025 – 恋の時間

ガラス張りのそのレストランは、どの角席にいても外から降り注ぐ光を浴びることができる。例え一杯のコーヒーを飲むにしてもそれは幸福な時間に思える。彼女はそう思ったに違いない。

だが、彼女は日光浴をせずにひたすらケータイを弄っていた。細胞のような、皮膚の一部となったケータイから彼女は目が離せない。メールがあってはすぐに返事を書いているし、メールが届かない間はずっとメールチェックを繰り返して指を動かしていた。

一方、外の通りを挟んで向こう側には大きな公園がある。寒いにもかかわらず、幸せが空気中に充満している。子どもたちや親子の笑い声が芝生にこぼれ落ちている。中にはペット連れの方もいらして公園は日光で輝かしい。

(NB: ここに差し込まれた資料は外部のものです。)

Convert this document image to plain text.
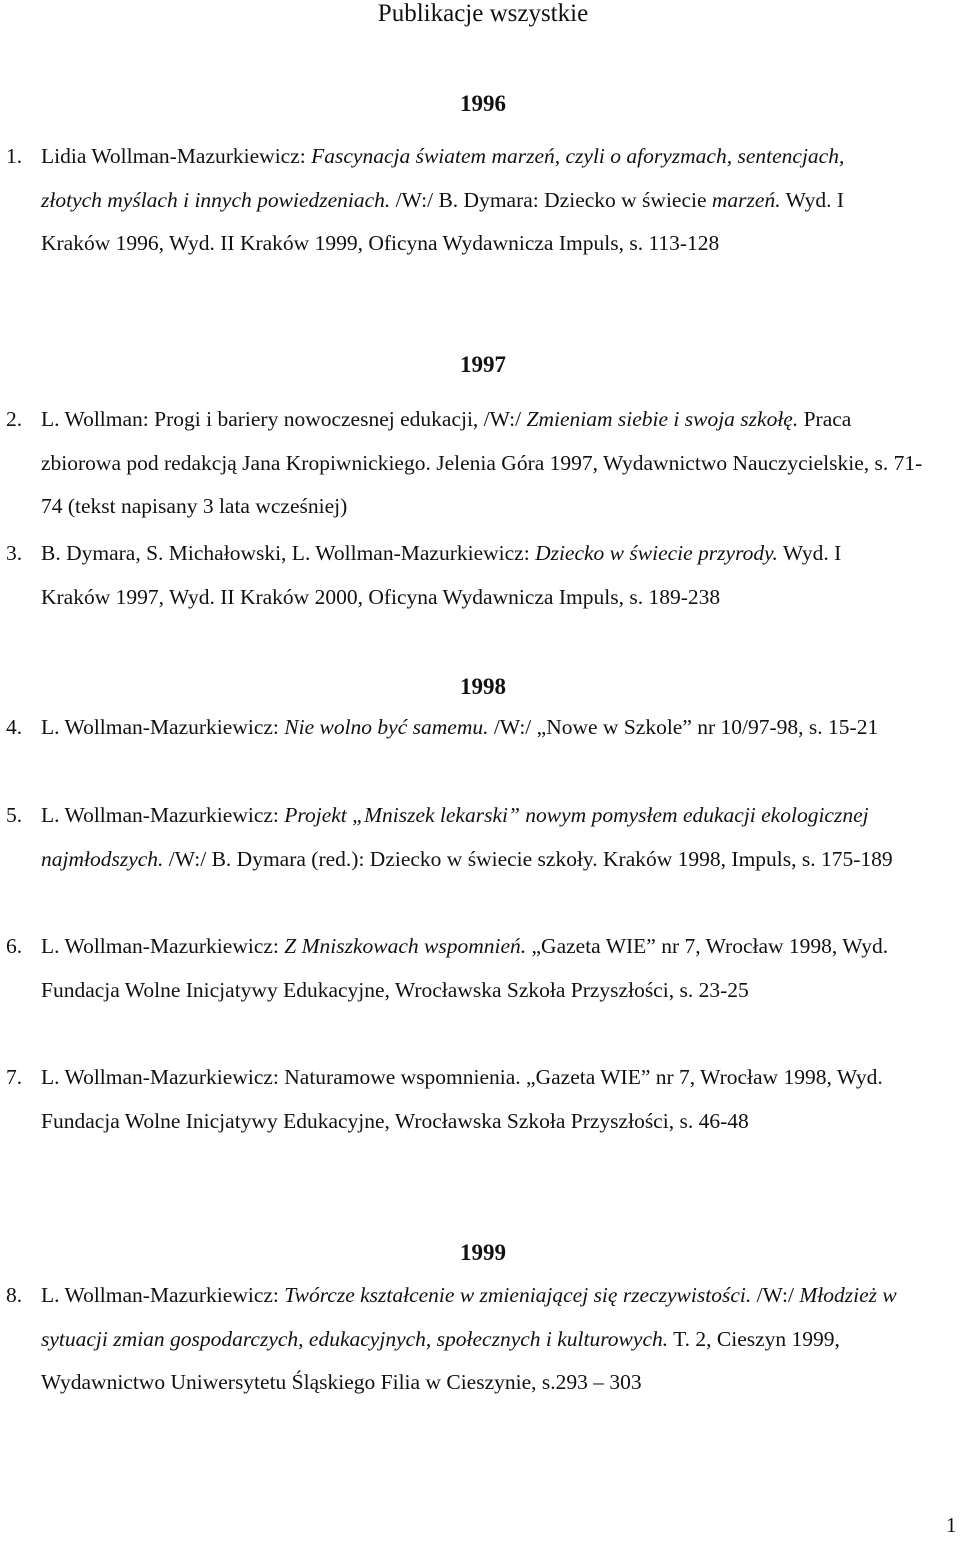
Publikacje wszystkie
1996
1. Lidia Wollman-Mazurkiewicz: Fascynacja światem marzeń, czyli o aforyzmach, sentencjach, złotych myślach i innych powiedzeniach. /W:/ B. Dymara: Dziecko w świecie marzeń. Wyd. I Kraków 1996, Wyd. II Kraków 1999, Oficyna Wydawnicza Impuls, s. 113-128
1997
2. L. Wollman: Progi i bariery nowoczesnej edukacji, /W:/ Zmieniam siebie i swoja szkołę. Praca zbiorowa pod redakcją Jana Kropiwnickiego. Jelenia Góra 1997, Wydawnictwo Nauczycielskie, s. 71-74 (tekst napisany 3 lata wcześniej)
3. B. Dymara, S. Michałowski, L. Wollman-Mazurkiewicz: Dziecko w świecie przyrody. Wyd. I Kraków 1997, Wyd. II Kraków 2000, Oficyna Wydawnicza Impuls, s. 189-238
1998
4. L. Wollman-Mazurkiewicz: Nie wolno być samemu. /W:/ „Nowe w Szkole” nr 10/97-98, s. 15-21
5. L. Wollman-Mazurkiewicz: Projekt „Mniszek lekarski” nowym pomysłem edukacji ekologicznej najmłodszych. /W:/ B. Dymara (red.): Dziecko w świecie szkoły. Kraków 1998, Impuls, s. 175-189
6. L. Wollman-Mazurkiewicz: Z Mniszkowach wspomnień. „Gazeta WIE” nr 7, Wrocław 1998, Wyd. Fundacja Wolne Inicjatywy Edukacyjne, Wrocławska Szkoła Przyszłości, s. 23-25
7. L. Wollman-Mazurkiewicz: Naturamowe wspomnienia. „Gazeta WIE” nr 7, Wrocław 1998, Wyd. Fundacja Wolne Inicjatywy Edukacyjne, Wrocławska Szkoła Przyszłości, s. 46-48
1999
8. L. Wollman-Mazurkiewicz: Twórcze kształcenie w zmieniającej się rzeczywistości. /W:/ Młodzież w sytuacji zmian gospodarczych, edukacyjnych, społecznych i kulturowych. T. 2, Cieszyn 1999, Wydawnictwo Uniwersytetu Śląskiego Filia w Cieszynie, s.293 – 303
1
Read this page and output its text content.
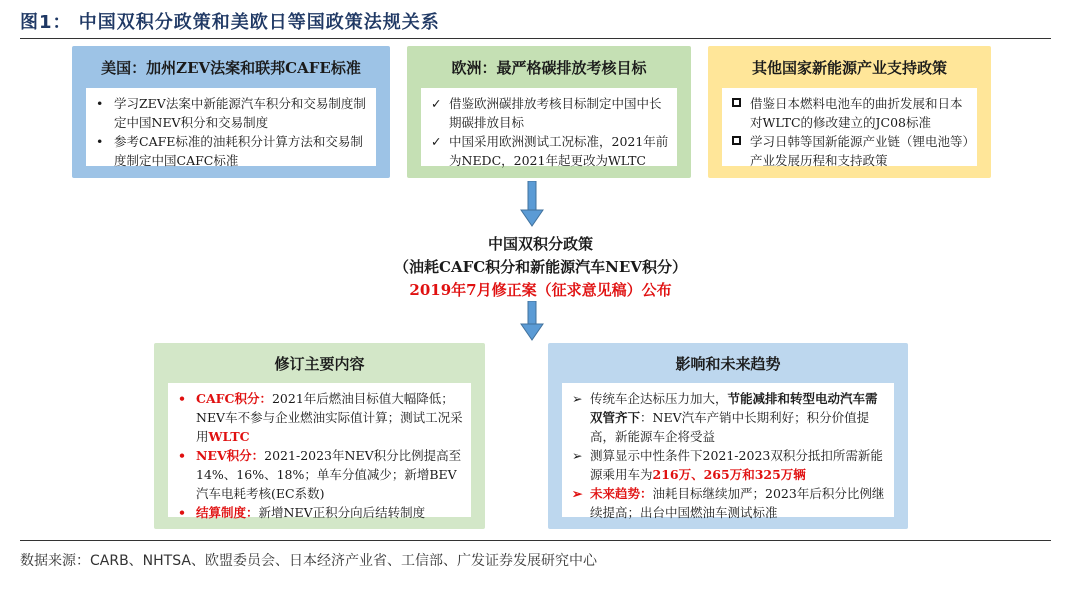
图1： 中国双积分政策和美欧日等国政策法规关系
美国：加州ZEV法案和联邦CAFE标准
• 学习ZEV法案中新能源汽车积分和交易制度制定中国NEV积分和交易制度
• 参考CAFE标准的油耗积分计算方法和交易制度制定中国CAFC标准
欧洲：最严格碳排放考核目标
✓ 借鉴欧洲碳排放考核目标制定中国中长期碳排放目标
✓ 中国采用欧洲测试工况标准，2021年前为NEDC，2021年起更改为WLTC
其他国家新能源产业支持政策
借鉴日本燃料电池车的曲折发展和日本对WLTC的修改建立的JC08标准
学习日韩等国新能源产业链（锂电池等）产业发展历程和支持政策
中国双积分政策
（油耗CAFC积分和新能源汽车NEV积分）
2019年7月修正案（征求意见稿）公布
修订主要内容
• CAFC积分：2021年后燃油目标值大幅降低；NEV车不参与企业燃油实际值计算；测试工况采用WLTC
• NEV积分：2021-2023年NEV积分比例提高至14%、16%、18%；单车分值减少；新增BEV汽车电耗考核(EC系数)
• 结算制度：新增NEV正积分向后结转制度
影响和未来趋势
➢ 传统车企达标压力加大，节能减排和转型电动汽车需双管齐下：NEV汽车产销中长期利好；积分价值提高，新能源车企将受益
➢ 测算显示中性条件下2021-2023双积分抵扣所需新能源乘用车为216万、265万和325万辆
➢ 未来趋势：油耗目标继续加严；2023年后积分比例继续提高；出台中国燃油车测试标准
数据来源：CARB、NHTSA、欧盟委员会、日本经济产业省、工信部、广发证券发展研究中心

さっきのレストランにいた彼女はケータイとにらめっこで時にはニヤリと笑顔になったり時には落ち込んだりした様子で喜怒哀楽を短時間で繰り返して体験しているようだ。最後には溜息をこぼしながらケータイを閉じて目の前にあるドリンクを一気にストローで飲み干した。

と、そのときだ。

公園側に目を向けた彼女の視野に入ったのは、一匹の犬だった。悲しそうにこっちにも見つめている犬と目があった。

2秒の間があった。レジに急いで彼女は支払いを済ませ急ぎ足で犬のほうに向かった。

日光は寒い空気を通り抜けて地面まで降り注いでいた。